At the General Assembly of the 2021 American Bar Association Hybrid Annual Meeting in Chicago, current ABA President Patricia Lee Refo joined 7 of 9 past female presidents of the association to discuss progress in the advancement of women in law and the obstacles that still remain.
“Every single one of these extraordinary women has personally mentored me,” Refo said as she asked them about their experiences.
Roberta Cooper Ramo, the first woman ABA president (1995-96), recalled running for office at the same time that Martha Barnett (2000-01) ran for chair of the House of Delegates. It showed that women at the helm of the association “wasn’t a one-off thing at all, but that our bench was incredibly deep.”
Back then, Ramo said, “there weren’t as many of us [women] as there are now,” but sadly, although she created the Commission on Domestic and Sexual Violence, today “the problem [of gender equity is] not even remotely solved.”
Barnett said she felt like she had the support of “the power structure of men” in the ABA, which allowed her and those that followed “to have an easier path to walk.”
For Carolyn Lamm (2009-10), it was other women attorneys who helped her the most. Reflecting on the progress made in promoting women in her areas of law, which include international arbitration and dispute resolution, Carolyn Lamm said, “It really takes women pulling other women along and up, and showing them the way.”
Even with help from mentors, the path to success is particularly challenging to women lawyers, most of whom face daily systemic obstacles.
“I think talking about balanced lives to young women is a misrepresentation,” said Laurel Bellows (2012-13) of the challenges. She added she didn’t think that any of the women gathered “has a balanced life – even wants a balanced life – but enjoys a different kind of balance every day and at every point in her career.”
In fact, a woman should be encouraged to “unbalance her life in favor of her passions of the moment,” Bellows said.
Female lawyers of color face even greater hurdles than their white counterparts, which was confirmed by research initiated by Paulette Brown, the first African American woman to serve as ABA president (2015-16).
Brown recalled that a few years ago she could name all of the other Black female litigators in her age range “and I thought I should not be able to do that.” She suspected that the professional issues faced by white female lawyers were different for women of color.

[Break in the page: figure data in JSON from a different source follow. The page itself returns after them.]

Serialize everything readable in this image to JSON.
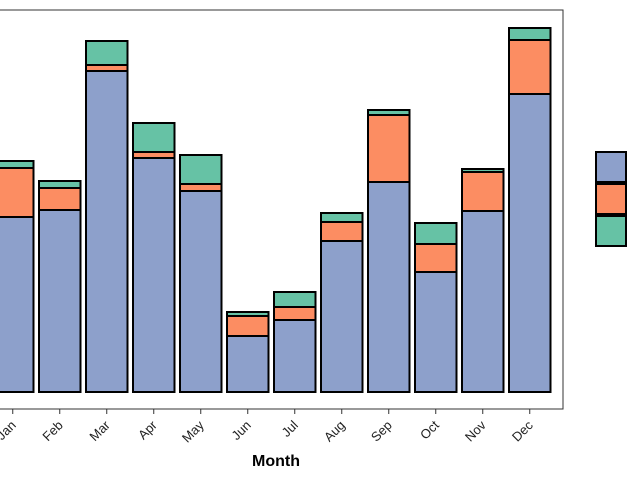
{
  "chart_data": {
    "type": "bar",
    "stacked": true,
    "xlabel": "Month",
    "ylabel": "",
    "categories": [
      "Jan",
      "Feb",
      "Mar",
      "Apr",
      "May",
      "Jun",
      "Jul",
      "Aug",
      "Sep",
      "Oct",
      "Nov",
      "Dec"
    ],
    "ylim": [
      0,
      364
    ],
    "grid": false,
    "legend_position": "right",
    "series": [
      {
        "color": "#8DA0CB",
        "values": [
          175,
          182,
          321,
          234,
          201,
          56,
          72,
          151,
          210,
          120,
          181,
          298
        ]
      },
      {
        "color": "#FC8D62",
        "values": [
          49,
          22,
          6,
          6,
          7,
          20,
          13,
          19,
          67,
          28,
          39,
          54
        ]
      },
      {
        "color": "#66C2A5",
        "values": [
          7,
          7,
          24,
          29,
          29,
          4,
          15,
          9,
          5,
          21,
          3,
          12
        ]
      }
    ]
  }
}
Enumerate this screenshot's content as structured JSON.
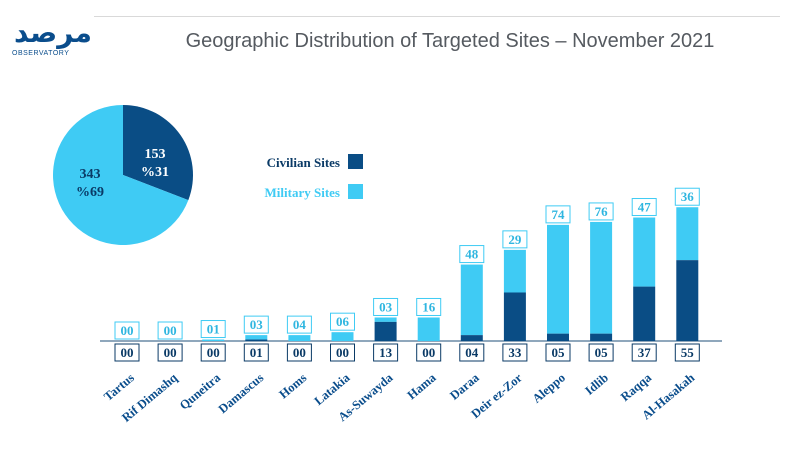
{
  "logo": {
    "mark": "مرصد",
    "subtitle": "OBSERVATORY"
  },
  "title": "Geographic Distribution of Targeted Sites – November 2021",
  "colors": {
    "civilian": "#0a4d85",
    "military": "#3fcbf4",
    "label_civilian": "#0a3a66",
    "label_military": "#2fb6e0"
  },
  "legend": {
    "civilian": "Civilian Sites",
    "military": "Military Sites"
  },
  "pie": {
    "civilian_count": "153",
    "civilian_pct": "%31",
    "military_count": "343",
    "military_pct": "%69"
  },
  "chart_data": {
    "type": "bar",
    "stacked": true,
    "categories": [
      "Tartus",
      "Rif Dimashq",
      "Quneitra",
      "Damascus",
      "Homs",
      "Latakia",
      "As-Suwayda",
      "Hama",
      "Daraa",
      "Deir ez-Zor",
      "Aleppo",
      "Idlib",
      "Raqqa",
      "Al-Hasakah"
    ],
    "series": [
      {
        "name": "Civilian Sites",
        "values": [
          0,
          0,
          0,
          1,
          0,
          0,
          13,
          0,
          4,
          33,
          5,
          5,
          37,
          55
        ],
        "labels": [
          "00",
          "00",
          "00",
          "01",
          "00",
          "00",
          "13",
          "00",
          "04",
          "33",
          "05",
          "05",
          "37",
          "55"
        ]
      },
      {
        "name": "Military Sites",
        "values": [
          0,
          0,
          1,
          3,
          4,
          6,
          3,
          16,
          48,
          29,
          74,
          76,
          47,
          36
        ],
        "labels": [
          "00",
          "00",
          "01",
          "03",
          "04",
          "06",
          "03",
          "16",
          "48",
          "29",
          "74",
          "76",
          "47",
          "36"
        ]
      }
    ]
  }
}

A subsequent ABA report, “Left Out and Left Behind” indeed found that experienced women of color stayed in the legal field even as their white counterparts left, often due to being the major bread winners in their families because they frequently were the first in the family to go to college or law school and felt they had to serve as role models for others, among other issues.
To this day, Brown said, women of color remain fewer than 2% of equity partners.
“Law firms underestimate the impediments that women face to be successful in law practice and overestimate the initiatives that they’ve created to try to assist,” said Hilarie Bass (2017-18).
Expanding Brown’s work on women of color, Bass initiated a report during her term that examined why women leave the law at 150% the rate of men.
“Walking Out the Door” found that experienced women felt they had “to work harder and do better to get the same recognition as a male colleague,” she said.
As detailed in the ABA report, women felt that as soon as they became mothers, their law firms saw them as less committed to their careers, which affected the types of clients and work they were given. In trying to fix this, Bass said firms have instituted “feel-good measures,” like flex time, but then the women feel there’s a stigma to taking it. “The more that men stay home to assist
with the family and other duties, the more opportunities that provides for women lawyers to get back to the office,” she said.
Gender equity will require the commitment of everyone in the legal profession – both women and men. Judy Perry Martinez (2019-20) urged women in the profession “to make sure we aren’t pulling ladders up, and law firm leaders to make changes “doing it together with everyone at the table.”
“There is much work to be done…and different work that helps all women,” Refo concluded, citing the progress to equality yet to be made.
Karen Mathis (2007-08) and Linda Klein (2016-17) were unable to attend the program.
The 11th female and second African American woman, Deborah Enix-Ross, will serve as ABA president in 2022-23.